JOIN clauses in the JOIN vs in the WHERE

  • I'm building a dynamic SQL statement based on form inputs. For the purposes of my code, I'd like to just put all the WHERE clauses together.

    Is there any actual difference between saying:

    SELECT Columns

    FROM TableA

    JOIN TableB ON SomeColumnA = SomeColumnB

    AND SomeClauseFromTableB

    WHERE SomeClauseFromTableA

    and

    SELECT Columns

    FROM TableA

    JOIN TableB ON SomeColumnA = SomeColumnB

    WHERE SomeClauseFromTableA

    AND SomeClauseFromTableB

    I realize that it makes more sense to put the clauses on Table B in the JOIN, but beyond that, is there any difference in the execution plan, query time, or the results?

  • The statements mean different things when you are dealing with outer joins. You won't get the same records.

    For example:

    select *

    from TableA

    Left join TableB on SomeColumnA = SomeColumnB

    AND SomeClauseFromTableB

    Where SomeClauseFromTableA

    is equivalent to

    select *

    from TableA

    Left join (select * from TableB WHERE SomeClauseFromTableB) TB

    ON SomeColumnA = SomeColumnB

    Where SomeClauseFromTableA

    but

    SELECT Columns

    FROM TableA

    JOIN TableB ON SomeColumnA = SomeColumnB

    WHERE SomeClauseFromTableA

    AND SomeClauseFromTableB

    will eliminate rows from the "left" that don't match SomeClauseFromTableB

    ----------------------------------------------------------------------------------
    Your lack of planning does not constitute an emergency on my part...unless you're my manager...or a director and above...or a really loud-spoken end-user..All right - what was my emergency again?

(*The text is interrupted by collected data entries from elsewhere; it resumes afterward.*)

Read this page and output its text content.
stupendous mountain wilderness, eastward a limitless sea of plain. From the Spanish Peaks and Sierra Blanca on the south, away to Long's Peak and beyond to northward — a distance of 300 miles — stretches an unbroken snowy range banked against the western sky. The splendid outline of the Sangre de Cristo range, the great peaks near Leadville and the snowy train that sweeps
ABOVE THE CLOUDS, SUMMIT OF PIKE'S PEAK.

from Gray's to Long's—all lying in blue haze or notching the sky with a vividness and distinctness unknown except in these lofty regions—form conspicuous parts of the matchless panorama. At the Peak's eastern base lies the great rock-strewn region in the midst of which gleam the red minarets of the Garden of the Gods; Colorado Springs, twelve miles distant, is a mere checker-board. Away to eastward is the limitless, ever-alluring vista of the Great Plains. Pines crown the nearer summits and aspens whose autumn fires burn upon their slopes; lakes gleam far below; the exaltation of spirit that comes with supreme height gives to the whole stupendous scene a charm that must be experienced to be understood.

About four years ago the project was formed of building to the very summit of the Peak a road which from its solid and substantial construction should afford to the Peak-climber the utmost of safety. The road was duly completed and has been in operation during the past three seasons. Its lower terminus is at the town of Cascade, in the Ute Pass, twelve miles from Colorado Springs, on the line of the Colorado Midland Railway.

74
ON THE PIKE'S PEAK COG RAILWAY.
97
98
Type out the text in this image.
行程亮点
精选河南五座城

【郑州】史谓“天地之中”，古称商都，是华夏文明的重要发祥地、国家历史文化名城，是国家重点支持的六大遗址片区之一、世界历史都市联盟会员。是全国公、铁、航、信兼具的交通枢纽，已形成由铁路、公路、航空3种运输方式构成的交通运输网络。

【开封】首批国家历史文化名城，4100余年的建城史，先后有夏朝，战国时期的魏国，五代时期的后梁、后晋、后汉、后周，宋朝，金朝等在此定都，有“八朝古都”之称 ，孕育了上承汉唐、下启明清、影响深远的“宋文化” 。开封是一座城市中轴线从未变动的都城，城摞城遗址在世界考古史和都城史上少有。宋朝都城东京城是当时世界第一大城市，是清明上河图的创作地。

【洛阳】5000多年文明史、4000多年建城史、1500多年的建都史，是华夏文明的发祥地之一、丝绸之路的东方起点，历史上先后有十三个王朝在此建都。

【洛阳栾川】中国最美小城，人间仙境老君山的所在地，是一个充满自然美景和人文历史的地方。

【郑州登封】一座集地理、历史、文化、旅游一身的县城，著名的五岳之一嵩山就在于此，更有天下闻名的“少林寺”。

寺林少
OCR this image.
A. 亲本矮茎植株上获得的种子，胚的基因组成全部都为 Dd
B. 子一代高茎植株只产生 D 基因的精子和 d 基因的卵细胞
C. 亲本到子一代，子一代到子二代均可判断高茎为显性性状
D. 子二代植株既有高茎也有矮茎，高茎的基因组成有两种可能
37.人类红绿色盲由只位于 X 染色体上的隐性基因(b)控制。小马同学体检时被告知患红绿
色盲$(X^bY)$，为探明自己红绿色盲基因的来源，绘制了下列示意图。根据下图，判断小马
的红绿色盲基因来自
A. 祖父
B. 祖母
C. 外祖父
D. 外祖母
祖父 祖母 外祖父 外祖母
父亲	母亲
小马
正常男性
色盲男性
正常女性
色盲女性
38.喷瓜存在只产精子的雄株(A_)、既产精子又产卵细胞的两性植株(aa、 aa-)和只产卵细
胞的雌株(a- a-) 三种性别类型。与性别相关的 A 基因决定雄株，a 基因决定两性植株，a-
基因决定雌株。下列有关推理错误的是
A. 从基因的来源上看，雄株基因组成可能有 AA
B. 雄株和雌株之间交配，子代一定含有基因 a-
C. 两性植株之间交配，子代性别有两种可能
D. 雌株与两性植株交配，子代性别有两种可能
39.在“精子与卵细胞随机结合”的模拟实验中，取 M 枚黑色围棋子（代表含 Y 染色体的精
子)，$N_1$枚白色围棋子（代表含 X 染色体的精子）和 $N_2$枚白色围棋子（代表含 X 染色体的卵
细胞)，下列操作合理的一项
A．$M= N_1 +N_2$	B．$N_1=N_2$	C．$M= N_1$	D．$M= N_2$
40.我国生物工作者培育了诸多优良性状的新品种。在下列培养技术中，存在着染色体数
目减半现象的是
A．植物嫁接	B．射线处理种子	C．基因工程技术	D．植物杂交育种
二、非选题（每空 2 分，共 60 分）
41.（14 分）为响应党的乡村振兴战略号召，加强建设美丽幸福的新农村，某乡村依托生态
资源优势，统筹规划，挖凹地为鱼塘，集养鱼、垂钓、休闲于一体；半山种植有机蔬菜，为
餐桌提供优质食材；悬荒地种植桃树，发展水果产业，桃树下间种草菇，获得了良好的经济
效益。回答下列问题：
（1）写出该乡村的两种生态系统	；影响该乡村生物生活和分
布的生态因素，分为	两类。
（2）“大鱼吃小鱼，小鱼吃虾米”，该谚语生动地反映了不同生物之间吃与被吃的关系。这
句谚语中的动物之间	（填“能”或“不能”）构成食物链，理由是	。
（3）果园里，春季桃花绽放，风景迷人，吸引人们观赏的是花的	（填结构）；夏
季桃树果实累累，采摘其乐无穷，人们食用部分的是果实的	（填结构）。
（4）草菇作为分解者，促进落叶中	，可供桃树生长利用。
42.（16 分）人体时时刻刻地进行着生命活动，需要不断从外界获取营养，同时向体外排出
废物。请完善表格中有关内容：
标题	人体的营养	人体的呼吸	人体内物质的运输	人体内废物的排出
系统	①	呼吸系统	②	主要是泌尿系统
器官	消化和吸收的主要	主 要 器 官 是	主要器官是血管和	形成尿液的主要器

  • Yeah, I know that for Outer Joins they will, for my purposes I'm only looking at Inner Joins though.

  • The way I look at it is, the criteria for joining the tables belongs in the ON statement in the FROM CLAUSE and the filter criteria for the result set belongs in the WHERE clause.

  • As far as inner joins, I haven't experienced a difference. The argument is that the ANSI Join syntax clearly seperates join logic from filter logic, and I can see that, I just prefer the other way, but I'm coming around..

    As far as OUTER joins, it makes a difference..

    CEWII

  • What Lynn and Elliott said...:)

    ----------------------------------------------------------------------------------
    Your lack of planning does not constitute an emergency on my part...unless you're my manager...or a director and above...or a really loud-spoken end-user..All right - what was my emergency again?

  • Perfect - that's what I figured, just wanted to make sure there wasn't any hidden workings going on behind the scenes that I didn't know about.

    Personally, I always put the filters of the joins as part of the joins, just because it makes it easier for me to see which things are affecting which tables.

  • Okay, another question on the same note:

    Is there any difference between:

    SELECT Columns

    FROM TableB

    JOIN TableA ON SomeColumnA = SomeColumnB

    AND SomeClauseFromTableA

    WHERE SomeClauseFromTableB

    and

    SELECT Columns

    FROM TableA

    JOIN TableB ON SomeColumnA = SomeColumnB

    AND SomeClauseFromTableB

    WHERE SomeClauseFromTableA

  • Inner JOIN is permutative, so there really is no difference between the 2.

    The engine makes its own determination what the "base" table is, so it really doesn't matter which you put first.

    ----------------------------------------------------------------------------------
    Your lack of planning does not constitute an emergency on my part...unless you're my manager...or a director and above...or a really loud-spoken end-user..All right - what was my emergency again?